Concurrent Metric Groups Experimental Extension

Concurrent Metric Groups Experimental Extension#

API#

Concurrent Metric Groups#

Metric groups enumerated or created cannot be collected or activated concurrently if the metric groups use shared HW resources. Currently Metric “Domains” are used to determine if a metric group can be collected along with another metric group. Since Metric “Domains” are at a metric group level, it cannot represent metric level HW dependencies. This API replaces using “domain” property of metric group to determine independent HW usage and provides sets of metric groups which could be collected concurrently. zetDeviceGetConcurrentMetricGroupsExp allows an input list of metric groups to be re-arranged to sequential sets of metric groups which could be collected concurrently.

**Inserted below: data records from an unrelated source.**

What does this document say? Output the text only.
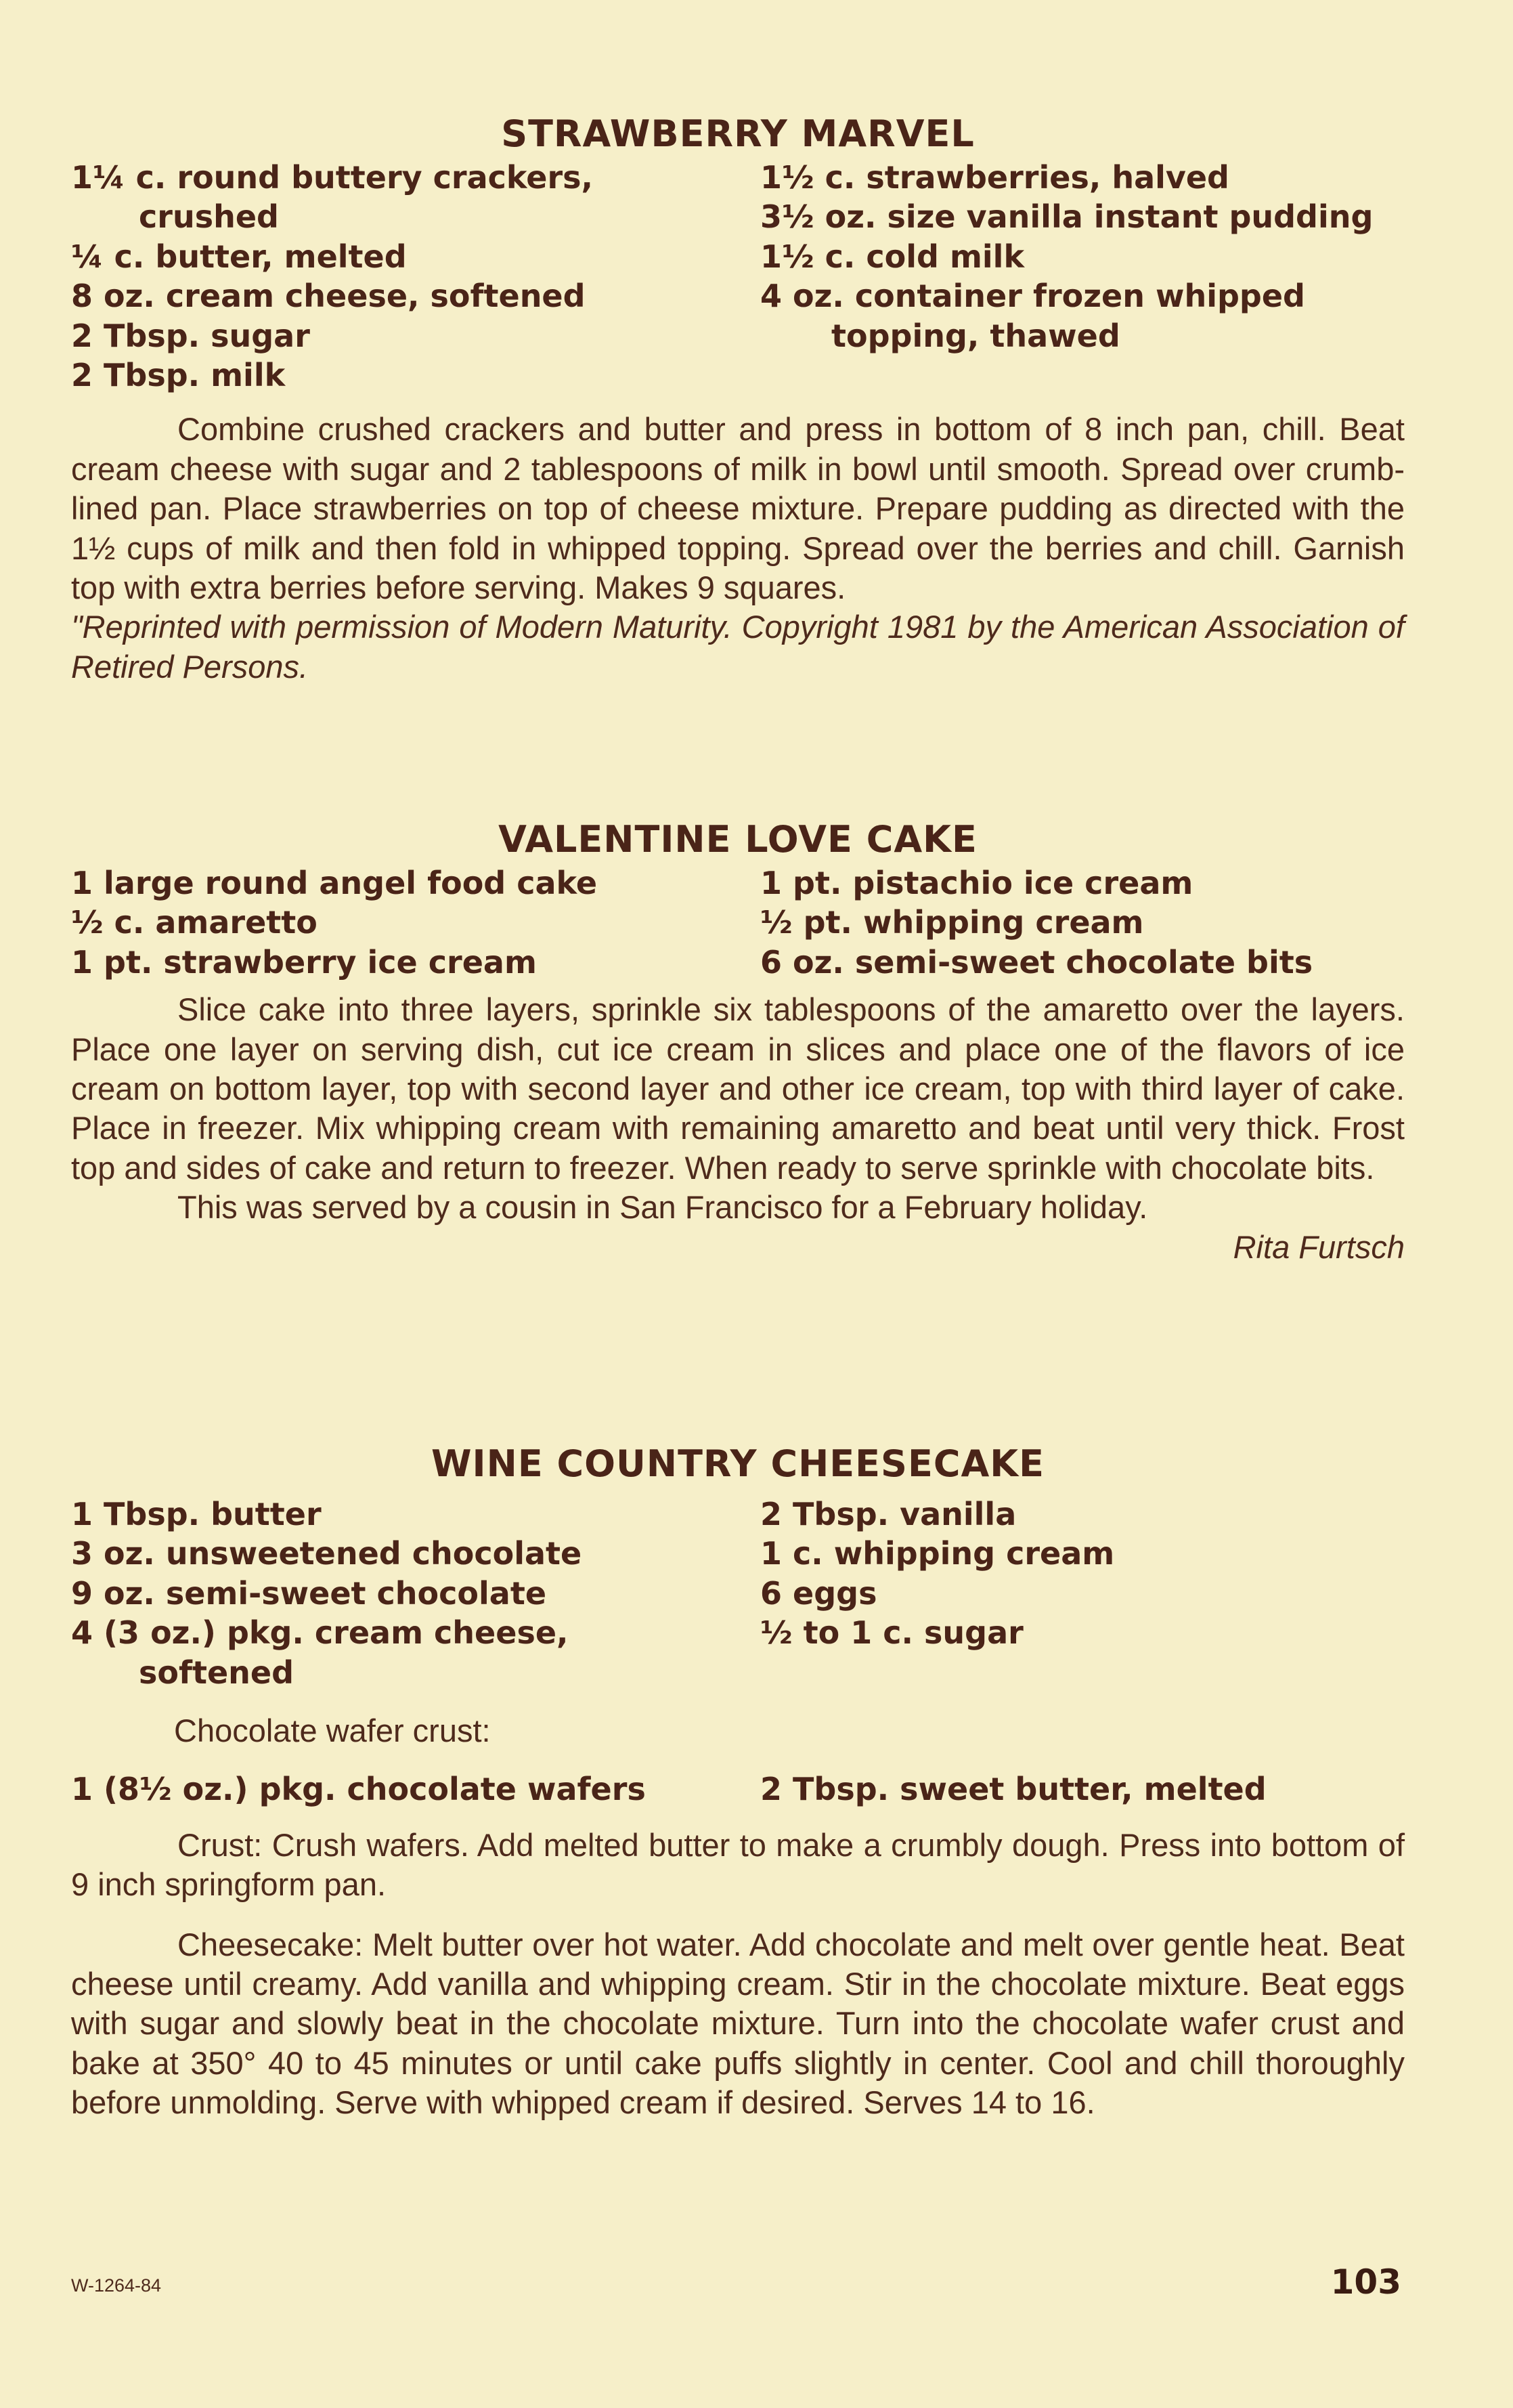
STRAWBERRY MARVEL
1¼ c. round buttery crackers,
crushed
¼ c. butter, melted
8 oz. cream cheese, softened
2 Tbsp. sugar
2 Tbsp. milk
1½ c. strawberries, halved
3½ oz. size vanilla instant pudding
1½ c. cold milk
4 oz. container frozen whipped
topping, thawed
Combine crushed crackers and butter and press in bottom of 8 inch pan, chill. Beat cream cheese with sugar and 2 tablespoons of milk in bowl until smooth. Spread over crumb-lined pan. Place strawberries on top of cheese mixture. Prepare pudding as directed with the 1½ cups of milk and then fold in whipped topping. Spread over the berries and chill. Garnish top with extra berries before serving. Makes 9 squares.
"Reprinted with permission of Modern Maturity. Copyright 1981 by the American Association of Retired Persons.
VALENTINE LOVE CAKE
1 large round angel food cake
½ c. amaretto
1 pt. strawberry ice cream
1 pt. pistachio ice cream
½ pt. whipping cream
6 oz. semi-sweet chocolate bits
Slice cake into three layers, sprinkle six tablespoons of the amaretto over the layers. Place one layer on serving dish, cut ice cream in slices and place one of the flavors of ice cream on bottom layer, top with second layer and other ice cream, top with third layer of cake. Place in freezer. Mix whipping cream with remaining amaretto and beat until very thick. Frost top and sides of cake and return to freezer. When ready to serve sprinkle with chocolate bits.
This was served by a cousin in San Francisco for a February holiday.
Rita Furtsch
WINE COUNTRY CHEESECAKE
1 Tbsp. butter
3 oz. unsweetened chocolate
9 oz. semi-sweet chocolate
4 (3 oz.) pkg. cream cheese,
softened
2 Tbsp. vanilla
1 c. whipping cream
6 eggs
½ to 1 c. sugar
Chocolate wafer crust:
1 (8½ oz.) pkg. chocolate wafers	2 Tbsp. sweet butter, melted
Crust: Crush wafers. Add melted butter to make a crumbly dough. Press into bottom of 9 inch springform pan.
Cheesecake: Melt butter over hot water. Add chocolate and melt over gentle heat. Beat cheese until creamy. Add vanilla and whipping cream. Stir in the chocolate mixture. Beat eggs with sugar and slowly beat in the chocolate mixture. Turn into the chocolate wafer crust and bake at 350° 40 to 45 minutes or until cake puffs slightly in center. Cool and chill thoroughly before unmolding. Serve with whipped cream if desired. Serves 14 to 16.
W-1264-84	103
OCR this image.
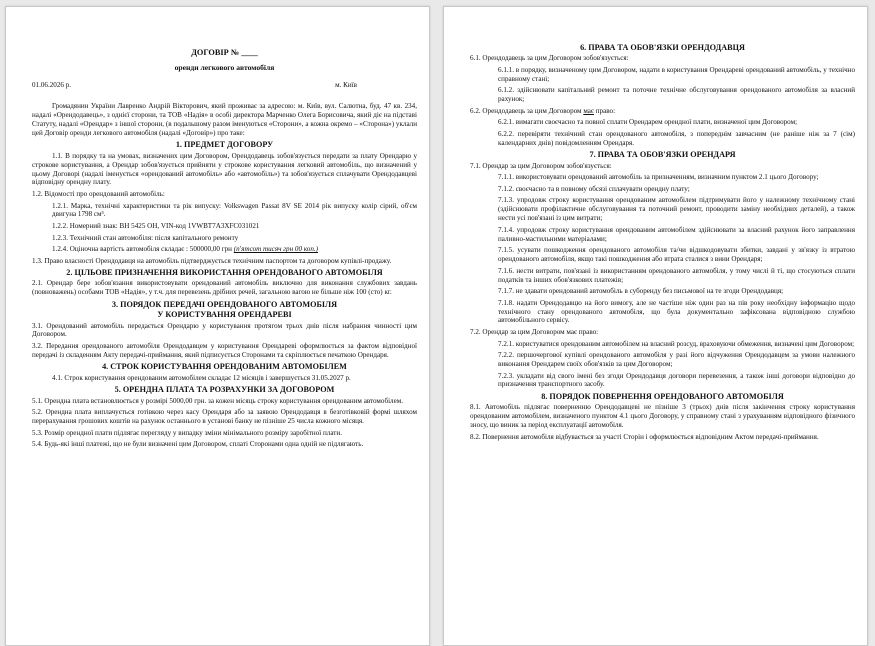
ДОГОВІР № ____
оренди легкового автомобіля
01.06.2026 р.	м. Київ

Громадянин України Лавренко Андрій Вікторович, який проживає за адресою: м. Київ, вул. Салютна, буд. 47 кв. 234, надалі «Орендодавець», з однієї сторони, та ТОВ «Надія» в особі директора Марченко Олега Борисовича, який діє на підставі Статуту, надалі «Орендар» з іншої сторони, (в подальшому разом іменуються «Сторони», а кожна окремо – «Сторона») уклали цей Договір оренди легкового автомобіля (надалі «Договір») про таке:

1. ПРЕДМЕТ ДОГОВОРУ

1.1. В порядку та на умовах, визначених цим Договором, Орендодавець зобов'язується передати за плату Орендарю у строкове користування, а Орендар зобов'язується прийняти у строкове користування легковий автомобіль, що визначений у цьому Договорі (надалі іменується «орендований автомобіль» або «автомобіль») та зобов'язується сплачувати Орендодавцеві відповідну орендну плату.

1.2. Відомості про орендований автомобіль:

1.2.1. Марка, технічні характеристики та рік випуску: Volkswagen Passat 8V SE 2014 рік випуску колір сірий, об'єм двигуна 1798 см³.

1.2.2. Номерний знак: ВН 5425 ОН, VIN-код 1VWBT7A3XFC031021

1.2.3. Технічний стан автомобіля: після капітального ремонту

1.2.4. Оціночна вартість автомобіля складає : 500000,00 грн (п'ятсот тисяч грн 00 коп.)

1.3. Право власності Орендодавця на автомобіль підтверджується технічним паспортом та договором купівлі-продажу.

2. ЦІЛЬОВЕ ПРИЗНАЧЕННЯ ВИКОРИСТАННЯ ОРЕНДОВАНОГО АВТОМОБІЛЯ

2.1. Орендар бере зобов'язання використовувати орендований автомобіль виключно для виконання службових завдань (повноважень) особами ТОВ «Надія», у т.ч. для перевезень дрібних речей, загальною вагою не більше ніж 100 (сто) кг.

3. ПОРЯДОК ПЕРЕДАЧІ ОРЕНДОВАНОГО АВТОМОБІЛЯ
У КОРИСТУВАННЯ ОРЕНДАРЕВІ

3.1. Орендований автомобіль передається Орендарю у користування протягом трьох днів після набрання чинності цим Договором.

3.2. Передання орендованого автомобіля Орендодавцем у користування Орендареві оформлюється за фактом відповідної передачі із складенням Акту передачі-приймання, який підписується Сторонами та скріплюється печаткою Орендаря.

4. СТРОК КОРИСТУВАННЯ ОРЕНДОВАНИМ АВТОМОБІЛЕМ

4.1. Строк користування орендованим автомобілем складає 12 місяців і завершується 31.05.2027 р.

5. ОРЕНДНА ПЛАТА ТА РОЗРАХУНКИ ЗА ДОГОВОРОМ

5.1. Орендна плата встановлюється у розмірі 5000,00 грн. за кожен місяць строку користування орендованим автомобілем.

5.2. Орендна плата виплачується готівкою через касу Орендаря або за заявою Орендодавця в безготівковій формі шляхом перерахування грошових коштів на рахунок останнього в установі банку не пізніше 25 числа кожного місяця.

5.3. Розмір орендної плати підлягає перегляду у випадку зміни мінімального розміру заробітної плати.

5.4. Будь-які інші платежі, що не були визначені цим Договором, сплаті Сторонами одна одній не підлягають.

6. ПРАВА ТА ОБОВ'ЯЗКИ ОРЕНДОДАВЦЯ

6.1. Орендодавець за цим Договором зобов'язується:

6.1.1. в порядку, визначеному цим Договором, надати в користування Орендареві орендований автомобіль, у технічно справному стані;

6.1.2. здійснювати капітальний ремонт та поточне технічне обслуговування орендованого автомобіля за власний рахунок;

6.2. Орендодавець за цим Договором має право:

6.2.1. вимагати своєчасно та повної сплати Орендарем орендної плати, визначеної цим Договором;

6.2.2. перевіряти технічний стан орендованого автомобіля, з попереднім завчасним (не раніше ніж за 7 (сім) календарних днів) повідомленням Орендаря.

7. ПРАВА ТА ОБОВ'ЯЗКИ ОРЕНДАРЯ

7.1. Орендар за цим Договором зобов'язується:

7.1.1. використовувати орендований автомобіль за призначенням, визначним пунктом 2.1 цього Договору;

7.1.2. своєчасно та в повному обсязі сплачувати орендну плату;

7.1.3. упродовж строку користування орендованим автомобілем підтримувати його у належному технічному стані (здійснювати профілактичне обслуговування та поточний ремонт, проводити заміну необхідних деталей), а також нести усі пов'язані із цим витрати;

7.1.4. упродовж строку користування орендованим автомобілем здійснювати за власний рахунок його заправлення паливно-мастильними матеріалами;

7.1.5. усувати пошкодження орендованого автомобіля та/чи відшкодовувати збитки, завдані у зв'язку із втратою орендованого автомобіля, якщо такі пошкодження або втрата сталися з вини Орендаря;

7.1.6. нести витрати, пов'язані із використанням орендованого автомобіля, у тому числі й ті, що стосуються сплати податків та інших обов'язкових платежів;

7.1.7. не здавати орендований автомобіль в суборенду без письмової на те згоди Орендодавця;

7.1.8. надати Орендодавцю на його вимогу, але не частіше ніж один раз на пів року необхідну інформацію щодо технічного стану орендованого автомобіля, що була документально зафіксована відповідною службою автомобільного сервісу.

7.2. Орендар за цим Договором має право:

7.2.1. користуватися орендованим автомобілем на власний розсуд, враховуючи обмеження, визначені цим Договором;

7.2.2. першочергової купівлі орендованого автомобіля у разі його відчуження Орендодавцем за умови належного виконання Орендарем своїх обов'язків за цим Договором;

7.2.3. укладати від свого імені без згоди Орендодавця договори перевезення, а також інші договори відповідно до призначення транспортного засобу.

8. ПОРЯДОК ПОВЕРНЕННЯ ОРЕНДОВАНОГО АВТОМОБІЛЯ

8.1. Автомобіль підлягає поверненню Орендодавцеві не пізніше 3 (трьох) днів після закінчення строку користування орендованим автомобілем, визначеного пунктом 4.1 цього Договору, у справному стані з урахуванням відповідного фізичного зносу, що виник за період експлуатації автомобіля.

8.2. Повернення автомобіля відбувається за участі Сторін і оформлюється відповідним Актом передачі-приймання.
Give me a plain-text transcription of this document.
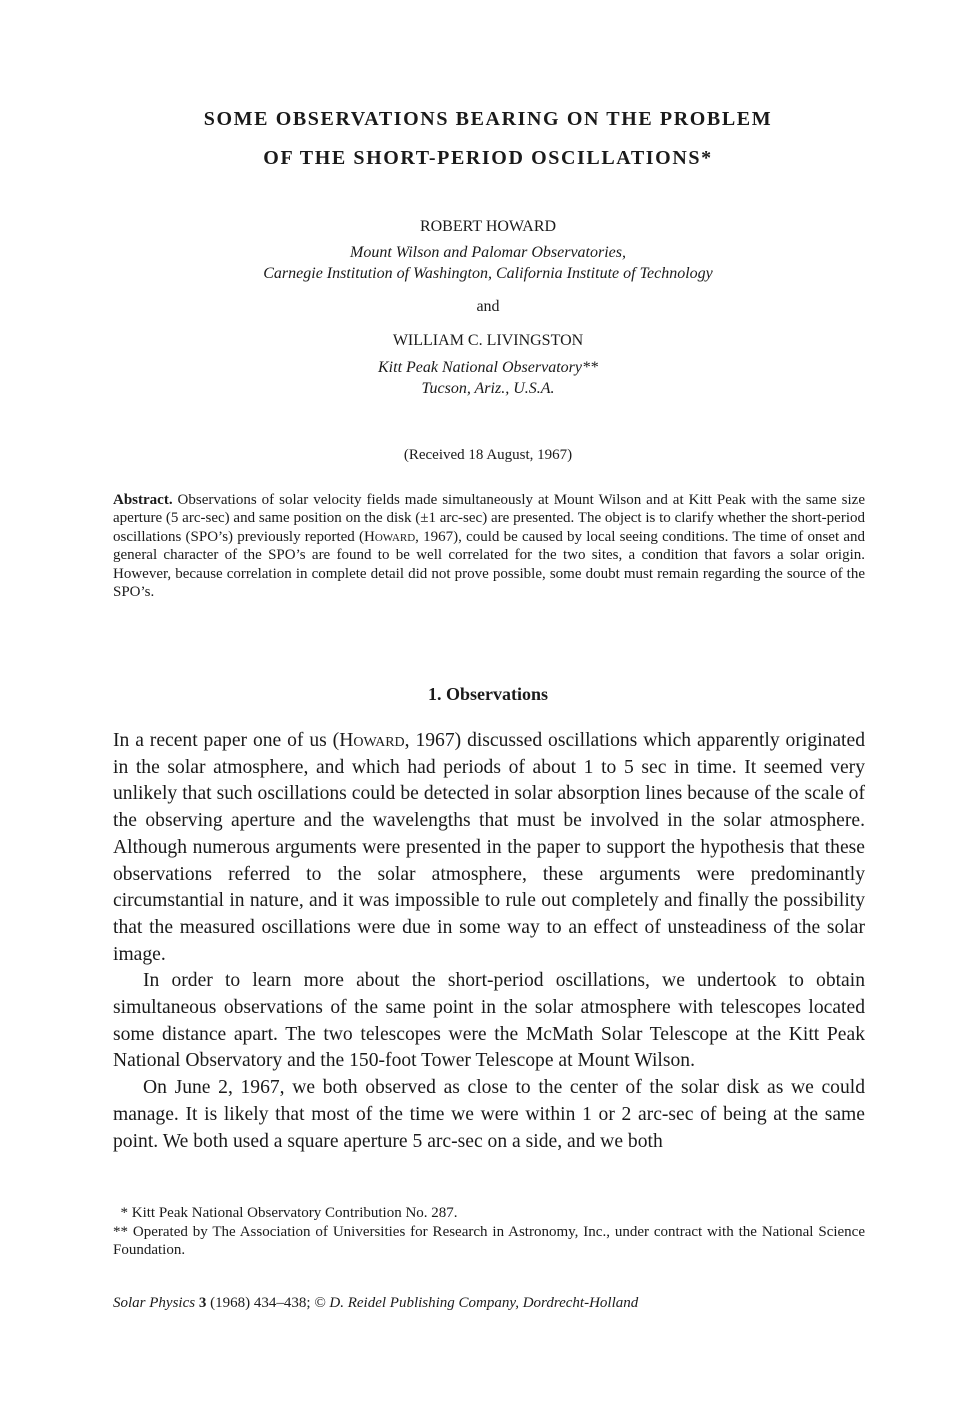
SOME OBSERVATIONS BEARING ON THE PROBLEM
OF THE SHORT-PERIOD OSCILLATIONS*
ROBERT HOWARD
Mount Wilson and Palomar Observatories,
Carnegie Institution of Washington, California Institute of Technology
and
WILLIAM C. LIVINGSTON
Kitt Peak National Observatory**
Tucson, Ariz., U.S.A.
(Received 18 August, 1967)
Abstract. Observations of solar velocity fields made simultaneously at Mount Wilson and at Kitt Peak with the same size aperture (5 arc-sec) and same position on the disk (±1 arc-sec) are presented. The object is to clarify whether the short-period oscillations (SPO’s) previously reported (Howard, 1967), could be caused by local seeing conditions. The time of onset and general character of the SPO’s are found to be well correlated for the two sites, a condition that favors a solar origin. However, because correlation in complete detail did not prove possible, some doubt must remain regarding the source of the SPO’s.
1. Observations

In a recent paper one of us (Howard, 1967) discussed oscillations which apparently originated in the solar atmosphere, and which had periods of about 1 to 5 sec in time. It seemed very unlikely that such oscillations could be detected in solar absorption lines because of the scale of the observing aperture and the wavelengths that must be involved in the solar atmosphere. Although numerous arguments were presented in the paper to support the hypothesis that these observations referred to the solar atmosphere, these arguments were predominantly circumstantial in nature, and it was impossible to rule out completely and finally the possibility that the measured oscillations were due in some way to an effect of unsteadiness of the solar image.

In order to learn more about the short-period oscillations, we undertook to obtain simultaneous observations of the same point in the solar atmosphere with telescopes located some distance apart. The two telescopes were the McMath Solar Telescope at the Kitt Peak National Observatory and the 150-foot Tower Telescope at Mount Wilson.

On June 2, 1967, we both observed as close to the center of the solar disk as we could manage. It is likely that most of the time we were within 1 or 2 arc-sec of being at the same point. We both used a square aperture 5 arc-sec on a side, and we both

* Kitt Peak National Observatory Contribution No. 287.

** Operated by The Association of Universities for Research in Astronomy, Inc., under contract with the National Science Foundation.

Solar Physics 3 (1968) 434–438; © D. Reidel Publishing Company, Dordrecht-Holland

This API also allows the application to calculate the number of replays or workload executions necessary to collect a set of overlapping metric groups.

Sample Code#

The following pseudo-code shows how an application could query for sets of concurrent metric groups within a list of metric groups

// Input metric group count;
uint32_t inputMetricGroupCount;

// Input and output list of metric groups
zet_metric_group_handle_t * phMetricGroups;

// Output concurrent group information
uint32_t concurrentGroupCount = 0;

// Get number of concurrent groups / number of replays necessary
zetDeviceGetConcurrentMetricGroupsExp(hDevice, inputMetricGroupCount, phMetricGroups, &concurrentGroupCount, nullptr);

// Allocate for count per concurrent group
uint32_t * pCountPerConcurrentGroup = malloc(sizeof(uint32_t) * concurrentGroupCount);

// Retrieve the rearranged metric groups along with the count per concurrent group
zetDeviceGetConcurrentMetricGroupsExp(hDevice, inputMetricGroupCount, phMetricGroups, &concurrentGroupCount, pCountPerConcurrentGroup);

// Activate the concurrent groups and Replay the workload
for(uint32_t concurrentGroupIndex = 0; concurrentGroupIndex < concurrentGroupCount; concurrentGroupIndex ++){
    zetContextActivateMetricGroups(hContext, hDevice, pCountPerConcurrentGroup[concurrentGroupIndex], phMetricGroups);

    // run workload

    phMetricGroups += pCountPerConcurrentGroup[concurrentGroupIndex];
}